Like neurons, oligodendrocytes are highly sensitive to ischemic injury . However, following damage to the CNS, oligodendrocyte progenitor cells become active, migrate to the lesion site and initiate the remyelination of denuded or regenerating axons, a process that peaks between 7 and 14 days’ post-injury [15, 25]. Although oligodendrocyte progenitor cells have been reported to increase in the ischemic penumbra after reperfusion in young rats relative to aged rats , we could not find such an age difference. However, it should be kept in mind that we counted the number of oligodendrocyte progenitors having a BrdU-positive nucleus, i.e. only proliferating oligodendrocyte progenitor cells.
Some dual-labeled cells in aged rats were both BrdU- and TUNEL-positive, confirming recent work showing that BrdU can be incorporated not only into mitotic cells, but also into cells undergoing DNA fragmentation and repair . Therefore, our results may reflect an early attempt by aged rats to repair stroke-induced DNA damage.
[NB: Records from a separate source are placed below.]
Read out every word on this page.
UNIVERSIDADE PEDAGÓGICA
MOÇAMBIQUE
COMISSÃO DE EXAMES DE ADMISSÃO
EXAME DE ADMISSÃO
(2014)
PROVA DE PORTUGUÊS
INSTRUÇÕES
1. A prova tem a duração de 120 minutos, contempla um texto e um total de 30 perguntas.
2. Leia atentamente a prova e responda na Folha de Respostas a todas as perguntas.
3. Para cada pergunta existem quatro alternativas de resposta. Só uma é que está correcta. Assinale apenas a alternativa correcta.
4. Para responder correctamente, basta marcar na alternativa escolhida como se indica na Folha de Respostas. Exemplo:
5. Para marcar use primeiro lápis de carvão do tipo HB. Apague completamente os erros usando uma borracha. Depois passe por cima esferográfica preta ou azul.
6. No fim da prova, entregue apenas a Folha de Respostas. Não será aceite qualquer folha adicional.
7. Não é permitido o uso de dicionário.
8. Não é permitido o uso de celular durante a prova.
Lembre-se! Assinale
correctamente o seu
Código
Why degenerating cells in young rats do not incorporate BrdU to the same extent as old rats is an issue that warrants further study.
Whether any of the proliferating cells ultimately will become neurons is controversial, but recent publications indicate that this is usually not the case. For example, transplantation of bone marrow cells (pre-labeled with BrdU) into the ischemic area at 1 day after reperfusion of the adult rat brain indicates that, at 14-day post-stroke, only a small proportion of exogenous cells express either neuronal (NeuN) or astrocytic (GFAP) markers . Similarly, genetically modified hematopoietic cells enter the CNS and differentiate into microglia  or perivascular cells [22, 62] but do not adopt a neuronal phenotype in the infarcted area by 14–28 days after ischemia.
Factors that contribute to the early emergence of the infarct in aged rats include a high rate of cellular degeneration and the premature accumulation of proliferating and apoptotic cells in the infarcted area. Temporally, modulating the cytogenic response in the aged brain could engender a more permissive environment for the preservation of neurons and their connections .
This research was supported by a grant from Deutsche Forschungsgemeinschaft (DFG) to CK (Ke 599/1–1), by NIH RR-00165 (LCW) and by a grant from “Prof. Dieter Platt Stiftung” to APW.